Но вот если пустить в ход мое самое страшное оружие...
Что у меня получалось лучше всего?
Правильно! Создавать всякую хрень!
Прижавшись к свободному от меток участку стены, я весь подобрался, сосредоточился и...
Дал волю своему воображению.
Пофигу, что это будет! Главное, чтобы оно ненавидело этого урода с лысым черепом. И пусть оно будет живучим, как тараканы! Хоть что-нибудь...
От напряжения меня начало мутить. Рука решительно повторяла возникающие в голове символы. Один, второй, третий, и еще вот такая волнистая линия — хрен ее знает, что это значит, но пусть будет...
Символ превратился в огромный светящийся кокон, из которого с мерзким хлюпаньем вылезло...
Ну в общем, как я и заказывал.
НЕЧТО.
Оно напоминало здоровенного полупрозрачного лизуна мутно-зеленого цвета, с множеством длинных тараканьих усиков, торчащих в разные стороны, и полсотней разинутых зубастых ртов.

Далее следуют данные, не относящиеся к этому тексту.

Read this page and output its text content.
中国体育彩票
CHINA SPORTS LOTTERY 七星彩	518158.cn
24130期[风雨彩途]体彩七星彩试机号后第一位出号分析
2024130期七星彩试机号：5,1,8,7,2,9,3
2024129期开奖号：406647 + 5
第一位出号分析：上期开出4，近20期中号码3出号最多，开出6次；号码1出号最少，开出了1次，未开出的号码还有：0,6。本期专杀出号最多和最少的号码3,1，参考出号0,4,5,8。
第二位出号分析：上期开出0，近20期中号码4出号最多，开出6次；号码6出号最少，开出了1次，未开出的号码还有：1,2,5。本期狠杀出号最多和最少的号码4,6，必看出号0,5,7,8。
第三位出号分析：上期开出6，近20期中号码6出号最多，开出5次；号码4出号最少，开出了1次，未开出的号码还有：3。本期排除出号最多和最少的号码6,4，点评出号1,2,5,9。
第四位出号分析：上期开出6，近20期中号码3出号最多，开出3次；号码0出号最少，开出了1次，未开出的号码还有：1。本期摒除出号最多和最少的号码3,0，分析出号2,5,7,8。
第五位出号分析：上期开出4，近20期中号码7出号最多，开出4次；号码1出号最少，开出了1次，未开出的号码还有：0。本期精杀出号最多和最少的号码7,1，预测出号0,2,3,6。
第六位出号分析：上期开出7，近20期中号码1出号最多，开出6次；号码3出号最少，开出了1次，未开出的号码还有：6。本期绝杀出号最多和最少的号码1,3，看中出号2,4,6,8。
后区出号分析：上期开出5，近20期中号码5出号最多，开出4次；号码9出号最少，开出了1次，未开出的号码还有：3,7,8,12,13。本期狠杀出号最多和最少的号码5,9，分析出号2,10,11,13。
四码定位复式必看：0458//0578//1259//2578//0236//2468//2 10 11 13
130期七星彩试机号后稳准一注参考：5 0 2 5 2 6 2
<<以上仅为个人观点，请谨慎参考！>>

Почуяв неладное, стоявший к нам спиной Годзила развернулся боком, чтобы увидеть, что происходит.
А моя свежепризванная херь вдруг ка-аак прыгнет!
От неожиданности даже я слегка офигел.
Мой слизень бросился на Годзилу, вонзаясь множеством зубов туда, куда придется — в плечо, бок, задницу.
Не прекращая атаковать уже едва мерцающий щит левой рукой, убийца одним ударом правого клинка рассек кусачую соплю надвое.
Слизень издал хлюпающий звук, шлепнулся двумя половинками на пол — и в следующее мгновение уже две кусачих сопли набросились на Годзиллу, нависая на руках, подтягиваясь все выше, к лицу...
Мужик скрипнул зубами и острием правого клинка создал конструкт, полыхнувший оранжевым светом. И вдоль всего его тела, как вторая кожа, возникло такое же оранжевое сияние, от которого мой слизень вдруг как-то съежился и отвалился...
И рассыпался на мегаполчище здоровых тараканов!
Противно шурша лапками, все они бросились на Рэкса, как голодные пираньи. Тот дернулся — не то от боли, не то от гадливости.
И в это мгновение его атака щита прервалась.
Долговязый отпрыск королевских ассасинов тут же воспользовался ситуацией. Он с ревом бросился на мужика с одной стороны, я — с другой. А принц Альба, вскинув руки, принялся создавать какой-то долгий и сложный конструкт...
И через полминуты абсолютного хаоса мы услышали звонкий возглас.
— В стороны от него! В стороны!..
Со стороны принца по воздуху проскользило ослепительно белое начертание.
Мы с долговязым послушно отскочили от противника и на всякий случай прикрыли головы руками, ожидая чего-то громкого и сильного...
Но ничего подобного не произошло.
Начертание плавно опустилось на Годзилу, вокруг которого все еще суетилось стадо моих таракашек. Он вздрогнул, поднимая вверх голову. На тупом лице отразилось недоумение — Рэкс не понимал, из какого угла ждать угрозы...
Через мгновение безопасной тишины его недоумение сменилось ухмылкой.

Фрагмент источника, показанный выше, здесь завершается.